Enforcement powers activate in August 2026, with penalties up to EUR 35 million or 7% of global turnover for violations.

The Rollback Question

Before launching any fine-tuning job that might approach the threshold, answer three questions:

What's the compute budget? Set a hard limit below the regulatory threshold. If the fine-tuning job needs more compute than the limit allows, that's a product decision, not a training decision.

Who owns compliance if the threshold is crossed? This isn't a technical question. Legal, compliance, and product leadership need to agree on the answer before training starts.

What's the rollback plan? If a fine-tuning job unexpectedly crosses the threshold, can the organization revert to a previous checkpoint? Is there a version of the model that stays below the limit while still meeting business requirements?

What This Means for European AI Teams

The EU AI Act's GPAI provisions create a new category of compliance work that didn't exist eighteen months ago. Teams fine-tuning LLMs for domain-specific applications now need:

Compute tracking infrastructure. Not optional. The AWS toolkit is one implementation; others will follow.

Legal clarity on provider status. Before fine-tuning starts, not after.

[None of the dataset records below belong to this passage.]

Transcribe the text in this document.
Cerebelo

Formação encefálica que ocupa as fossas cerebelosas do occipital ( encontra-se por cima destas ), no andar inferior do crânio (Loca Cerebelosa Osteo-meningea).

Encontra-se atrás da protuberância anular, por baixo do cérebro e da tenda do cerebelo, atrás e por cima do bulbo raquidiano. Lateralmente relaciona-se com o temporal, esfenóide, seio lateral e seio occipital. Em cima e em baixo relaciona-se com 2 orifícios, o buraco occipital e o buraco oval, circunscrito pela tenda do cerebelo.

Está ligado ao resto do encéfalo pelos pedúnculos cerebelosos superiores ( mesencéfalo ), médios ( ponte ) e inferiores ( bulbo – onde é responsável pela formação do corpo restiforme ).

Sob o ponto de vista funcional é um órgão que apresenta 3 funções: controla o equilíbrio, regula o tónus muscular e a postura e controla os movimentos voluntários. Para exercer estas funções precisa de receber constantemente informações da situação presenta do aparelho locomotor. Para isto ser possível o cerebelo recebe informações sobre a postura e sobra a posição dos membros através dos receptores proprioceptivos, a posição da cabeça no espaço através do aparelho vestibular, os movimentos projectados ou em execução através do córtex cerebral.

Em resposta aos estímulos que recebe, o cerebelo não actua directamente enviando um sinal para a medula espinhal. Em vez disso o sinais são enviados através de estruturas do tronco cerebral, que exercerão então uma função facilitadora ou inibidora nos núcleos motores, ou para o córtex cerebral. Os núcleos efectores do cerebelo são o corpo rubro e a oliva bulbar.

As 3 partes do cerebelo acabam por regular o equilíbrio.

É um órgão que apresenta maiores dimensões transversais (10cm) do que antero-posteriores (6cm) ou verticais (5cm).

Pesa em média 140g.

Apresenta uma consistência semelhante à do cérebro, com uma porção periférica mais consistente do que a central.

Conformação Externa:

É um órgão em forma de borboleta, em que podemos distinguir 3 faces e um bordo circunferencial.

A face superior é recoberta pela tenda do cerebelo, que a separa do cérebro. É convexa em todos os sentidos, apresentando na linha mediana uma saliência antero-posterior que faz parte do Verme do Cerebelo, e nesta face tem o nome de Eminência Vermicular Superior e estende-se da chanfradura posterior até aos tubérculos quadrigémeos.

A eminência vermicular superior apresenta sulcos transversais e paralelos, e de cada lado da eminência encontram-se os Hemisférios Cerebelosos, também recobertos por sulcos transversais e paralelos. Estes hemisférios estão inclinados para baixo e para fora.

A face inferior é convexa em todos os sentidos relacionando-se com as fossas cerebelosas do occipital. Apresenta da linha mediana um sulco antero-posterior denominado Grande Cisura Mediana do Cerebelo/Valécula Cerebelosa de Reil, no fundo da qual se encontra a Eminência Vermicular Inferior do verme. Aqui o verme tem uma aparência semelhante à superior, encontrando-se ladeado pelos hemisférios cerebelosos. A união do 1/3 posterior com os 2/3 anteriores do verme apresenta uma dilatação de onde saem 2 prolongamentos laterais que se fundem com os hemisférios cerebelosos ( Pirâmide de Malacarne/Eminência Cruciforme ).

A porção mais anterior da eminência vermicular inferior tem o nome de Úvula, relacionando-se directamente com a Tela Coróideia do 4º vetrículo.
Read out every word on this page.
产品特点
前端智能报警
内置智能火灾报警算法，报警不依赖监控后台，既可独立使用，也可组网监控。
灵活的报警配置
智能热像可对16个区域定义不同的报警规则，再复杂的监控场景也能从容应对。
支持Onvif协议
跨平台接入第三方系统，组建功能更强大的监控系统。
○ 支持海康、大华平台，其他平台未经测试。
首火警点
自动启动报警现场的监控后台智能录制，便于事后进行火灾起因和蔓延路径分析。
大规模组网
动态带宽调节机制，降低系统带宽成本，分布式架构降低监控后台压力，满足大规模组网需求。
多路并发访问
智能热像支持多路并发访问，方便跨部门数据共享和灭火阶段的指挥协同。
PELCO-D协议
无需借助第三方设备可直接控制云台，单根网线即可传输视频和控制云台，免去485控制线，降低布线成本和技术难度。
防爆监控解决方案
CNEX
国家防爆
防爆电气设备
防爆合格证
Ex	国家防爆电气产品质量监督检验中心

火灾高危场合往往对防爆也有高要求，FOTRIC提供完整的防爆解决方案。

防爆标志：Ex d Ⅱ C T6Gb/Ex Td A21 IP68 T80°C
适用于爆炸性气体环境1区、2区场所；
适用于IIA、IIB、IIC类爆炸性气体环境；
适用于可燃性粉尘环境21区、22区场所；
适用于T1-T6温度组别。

Documentation workflows. Technical documentation requirements are specific. Building these workflows into the development process is cheaper than retrofitting them after deployment.

Threshold monitoring. Continuous, not periodic. Cumulative compute tracking across multiple fine-tuning iterations.

The teams that treat this as an infrastructure problem, building compliance tracking into their MLOps pipelines from the start, will ship faster than teams that treat it as a legal problem to solve later.

The Commission's guidelines acknowledge that enforcement will focus initially on providers who adhere to the voluntary Code of Practice. But "initially" has a shelf life. The infrastructure for compliance tracking needs to exist before enforcement priorities shift.

Frequently Asked Questions

Q: What is the EU AI Act's one-third rule for LLM fine-tuning?

A: The one-third rule states that if fine-tuning compute exceeds 30% of the original model's pretraining compute, the downstream modifier becomes a GPAI model provider under EU law. When pretraining compute is unknown, the default threshold is 3.3×10²² FLOPs.

Q: When did EU AI Act GPAI provider obligations take effect?

A: GPAI provider obligations under the EU AI Act became applicable on August 2, 2025. Full enforcement powers and penalties activate on August 2, 2026, with fines up to EUR 35 million or 7% of global turnover.

Q: How does Amazon SageMaker AI track FLOPs for EU AI Act compliance?

A: AWS released the Fine-Tuning FLOPs Meter, an open-source toolkit that integrates with SageMaker Training jobs. It monitors compute consumption during fine-tuning, generates audit-ready documentation, and provides threshold alerts before regulatory limits are crossed.

Q: What happens if my fine-tuned model crosses the GPAI provider threshold?

A: The organization becomes legally responsible for Article 53 obligations: maintaining technical documentation, publishing training data summaries, implementing copyright compliance policies, and providing information to downstream providers and regulators.

Q: Does the one-third rule apply to parameter-efficient fine-tuning methods like LoRA?

A: Yes. Compute consumed during LoRA, QLoRA, and other parameter-efficient fine-tuning methods counts toward the threshold. The fact that only a subset of model weights are modified does not exempt the compute from regulatory tracking.

Q: What if the original model I'm fine-tuning has systemic risk classification?

A: If the original GPAI model was classified as having systemic risk (trained with ≥10²⁵ FLOPs), any substantially modified version is presumed to inherit that classification. Additional obligations apply, including model evaluations, adversarial testing, and incident reporting.